Наталья, одна на посту, с волосами, собранными в свободный пучок, заметила его. Побледнев, она пробормотала приветствие, а может, и молитву, ограждающую от духов, терзающих на рабочем месте.

– Сюрприз! Я всё ещё здесь. С ума сойти, правда? – начал он, слегка склоняясь над изогнутым столом. А когда собрался поднять голову, то запутался взглядом в её декольте. – Да, сумасшедшая история, – добавил он.

Усач сбежал, женщина уселась на диван под плакат «Фенглер» и принялась разглядывать коллекцию «Summer Feelings»[72]72
  Летние чувства (англ.)


[Закрыть]
.

– Сумасшедшая? О. Что случилось?

– Ах, Наталья. Долгая история. Я так рад, так рад, что я здесь. Пожалуйста, не удивляйся.

– Всё хорошо?

– О да! О да, очень хорошо. Просто решил заглянуть, как вы тут. В вашем офисе.

Его взгляд не отрывался от двух мягких белых полушарий, прижавшихся друг к другу в вырезе тесной, усеянной стразами майке в обрамлении чёрных лацканов пиджака.

– Хорошо. В офисе всё хорошо, – ответила Наталья, покраснев и поджав плечи. Блейель заметил это движение и, наконец, поднял взгляд, но сдержать замечание «Ты ошеломительная, Наталья, ошеломительная» не смог. Она неуверенно улыбнулась.

– Summer Feelings, – продолжил ошеломлённый и кивнул на даму, листающую каталог, – эта коллекция уже распродана. С середины июля. Я на всякий случай говорю, чтобы не было разочарований. Сейчас в программе Autumn Dreams. То бишь осенние мечты.

– Фенглер, – тихо произнесла Наталья.

– Фенглер, – кивнул Блейель. Они замолчали, и он снова уставился на её грудь. Вон отсюда, сказал он сам себе. Но не мог пошевелиться. Так что он спросил, как поживает её семья, снова услышал тихое «гут», вдруг сдвинулся с места, проковылял ещё ближе к письменному столу, вытянул руки – ему вдруг захотелось её обнять.
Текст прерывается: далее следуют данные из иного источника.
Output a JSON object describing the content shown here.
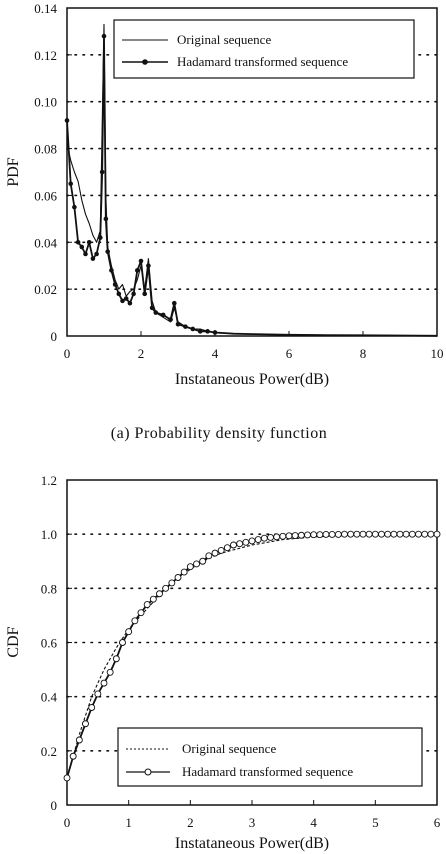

Она испуганно пискнула и стукнулась спинкой стула о стену.

– Криво висит, – он указал на грамоту от старикана, висящую сверху. – До свиданья, Наталья, до свиданья! Передай, пожалуйста, привет остальным… Галине… и Любе. – Он в последний раз поклонился и, мучаясь, выбежал наружу.
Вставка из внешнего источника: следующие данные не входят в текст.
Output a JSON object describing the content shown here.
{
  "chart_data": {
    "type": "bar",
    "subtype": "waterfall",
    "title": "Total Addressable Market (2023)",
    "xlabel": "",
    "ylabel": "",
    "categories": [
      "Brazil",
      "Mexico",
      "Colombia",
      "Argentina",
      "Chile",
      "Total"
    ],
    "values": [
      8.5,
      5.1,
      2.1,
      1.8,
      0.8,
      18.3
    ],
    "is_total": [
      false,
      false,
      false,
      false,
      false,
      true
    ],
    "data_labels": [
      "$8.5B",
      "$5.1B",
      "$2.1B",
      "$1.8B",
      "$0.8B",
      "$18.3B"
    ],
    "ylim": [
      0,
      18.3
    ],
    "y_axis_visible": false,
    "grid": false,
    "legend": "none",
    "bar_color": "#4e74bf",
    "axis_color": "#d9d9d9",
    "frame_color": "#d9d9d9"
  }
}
Он был не в себе. Звонок Ильки, новость Ак Торгу, теперь натальина грудь. Новая жизнь круто взялась за Матиаса Блейеля. Шаги, пороги. Всё очень важно, и хоть бы всё сложилось так, как надо. Главное, не запутаться. В такой момент, на этой стадии. Несомненно, воскресенье лучше всего провести в розовой клетке, и не только из–за сбитых ног. Поучить русские слова. Успокоиться. Он зашёл в магазин и запасся водой и соком, чипсами, серым хлебом, взял два пакетика сухофруктов, шоколада, жареного цыпленка. Бутылку водки со знакомой этикеткой. Пять озёр, прочёл он по–русски.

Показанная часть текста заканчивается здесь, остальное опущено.